Rhode Island news
City board revokes SNM Liquor license
01:00 AM EDT on Thursday, May 15, 2008

Barrington Police Chief John LaCross said the revocation sends a severe message to licensees not to cater to minors.
The Providence Journal / Andrew Dickerman
PROVIDENCE — SNM Liquors sold beer and vodka to a 16-year-old, and in light of the proprietor’s previous offenses and his disregard for the law, he will lose his liquor license, the city Board of Licenses declared yesterday.
The board voted 3 to 0 with one abstention to immediately revoke the license of the Smith Hill liquor store.
Some of the beer that Shawn Merilan sold Nov. 5, according to testimony at a board hearing last week, was consumed by Michael J. Silveira, then 16, before Silveira wrecked his car in Barrington that night, killing his passenger and best friend, Jonathan C. Converse, 16.
Silveira pleaded no contest to a charge of driving under the influence of alcohol, death resulting, and he was sentenced to serve two years at the Rhode Island Training School.
Board member Gordon D. Fox called the revocation “a small price to pay for a young man who’s dead.”
Barrington High School student Thomas “T.C.” Kooris, accompanied by fellow student Kurt Grusmark, who was then 17, walked into the liquor store at 187 Douglas Ave. after hockey practice, according to testimony by Kooris and Grusmark.
Kooris bought three 30-packs of Busch Light beer and a pint of Kharkov vodka, using money that had been pooled during the school day, although he did not have a photo ID showing that he was of the legal age of 21 to purchase and possess alcohol.
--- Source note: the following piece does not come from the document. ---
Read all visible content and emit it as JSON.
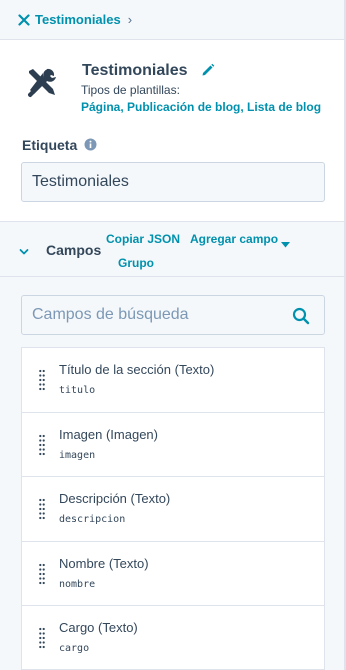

He also did not sign a so-called minor book in which a customer attests that he is of legal age. Kooris said he told Merilan that he had signed the book at SNM Liquors three days earlier when he bought alcohol and that Merilan did not press him any further about his age on Nov. 5.
“Ninety beers –– it’s unfathomable,” Fox said.
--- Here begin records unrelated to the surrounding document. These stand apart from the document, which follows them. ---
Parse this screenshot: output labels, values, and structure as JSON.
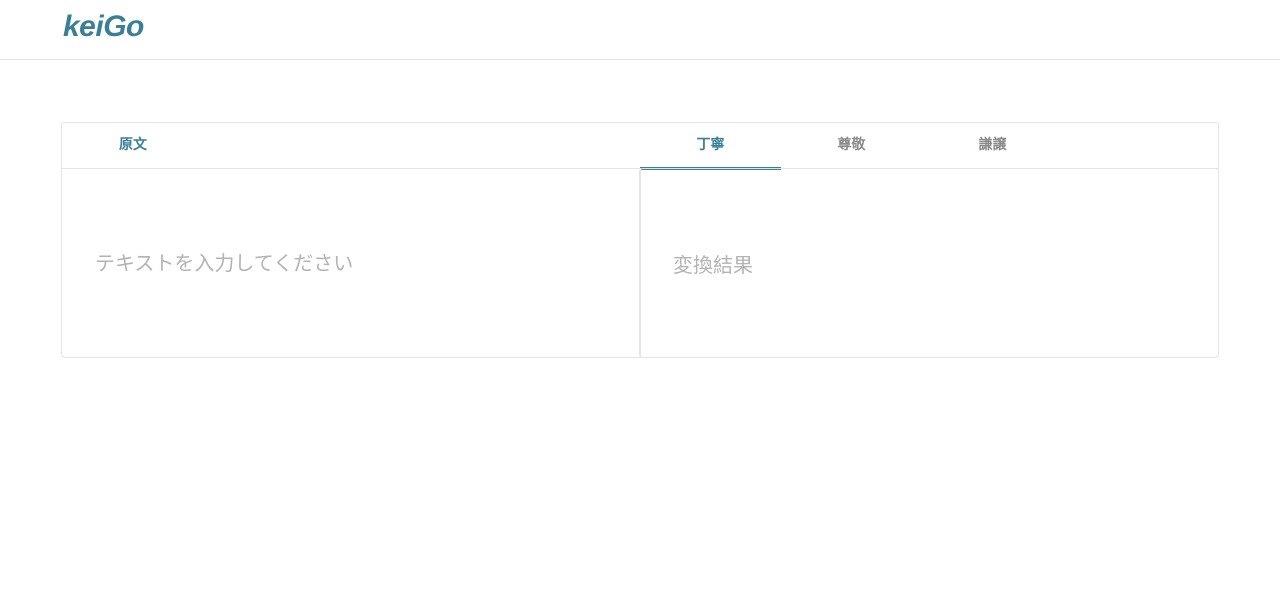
{
  "header": {
    "logo": "keiGo"
  },
  "source_panel": {
    "label": "原文",
    "placeholder": "テキストを入力してください"
  },
  "output_panel": {
    "tabs": [
      {
        "label": "丁寧",
        "active": true
      },
      {
        "label": "尊敬",
        "active": false
      },
      {
        "label": "謙譲",
        "active": false
      }
    ],
    "result_placeholder": "変換結果"
  },
  "colors": {
    "accent": "#3a7f96",
    "inactive_tab": "#8a8a8a",
    "placeholder": "#b3b3b3",
    "border": "#e4e4e4"
  }
}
What ensued was a night of beer drinking among Kooris and his friends, including Silveira, at several places in Massachusetts and Barrington, followed by the fatal auto accident. Grusmark went home.
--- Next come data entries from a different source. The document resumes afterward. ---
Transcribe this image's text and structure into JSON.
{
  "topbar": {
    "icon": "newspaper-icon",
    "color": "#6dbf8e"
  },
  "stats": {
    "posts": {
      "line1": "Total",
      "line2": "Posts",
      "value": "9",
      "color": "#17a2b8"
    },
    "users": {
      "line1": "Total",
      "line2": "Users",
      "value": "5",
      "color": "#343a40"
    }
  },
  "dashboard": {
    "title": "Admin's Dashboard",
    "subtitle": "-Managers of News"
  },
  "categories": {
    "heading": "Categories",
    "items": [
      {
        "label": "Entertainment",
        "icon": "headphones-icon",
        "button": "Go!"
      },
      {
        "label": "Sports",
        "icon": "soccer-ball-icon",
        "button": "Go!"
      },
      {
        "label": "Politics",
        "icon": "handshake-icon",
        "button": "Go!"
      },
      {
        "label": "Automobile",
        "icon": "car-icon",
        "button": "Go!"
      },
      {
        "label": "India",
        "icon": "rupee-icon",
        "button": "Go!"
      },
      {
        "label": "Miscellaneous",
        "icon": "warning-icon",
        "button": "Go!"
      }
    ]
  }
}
Yesterday, Merilan’s lawyer, Steven D. DiLibero, did not return a telephone call seeking comment.
Barrington Police Chief John LaCross, who attended the vote at City Hall, said afterward that the revocation sends a severe message to licensees not to cater to minors.
“There are other stores out there that do that,” LaCross said. This example, he said, should prompt licensees to ensure that their employees are diligent in checking customers in order to screen out minors.
The board adopted findings of fact in the case and then voted for revocation. Chairman Andrew J. Annaldo said the sale showed a “willful and wanton disregard for the public safety” and that anything less than revocation “would jeopardize public safety.”
In January, the board suspended SNM’s license for five days and fined Merilan $1,000 for having sold alcoholic beverages to a minor in a police sting in November in the aftermath of the fatality. Merilan also was criminally charged with selling to a minor; he pleaded no contest and he was fined $250 in District Court.
He also had at least two previous liquor license offenses, public records show. On Sept. 21, 2006, the police charged, there were seven underage persons on his premises with alcoholic beverages. The board gave him a formal warning.
The second offense occurred in a police sting on Oct. 5, 2006. The board fined Merilan $250 for selling to a minor on that date.
“Here we are again,” Fox said yesterday, “Unfortunately, someone died.”
“The word was out in Barrington that this was a place that you can get liquor” even if you are underage, he added.
Voting to revoke were Annaldo, Fox and member Allene Maynard. Arys Batista abstained.
“I would have gone for anything less” than revocation, such as a lengthy suspension, Batista said. There was plenty of uncontradicted evidence to justify revocation, but he was not entirely persuaded that revocation is the appropriate punishment, he added.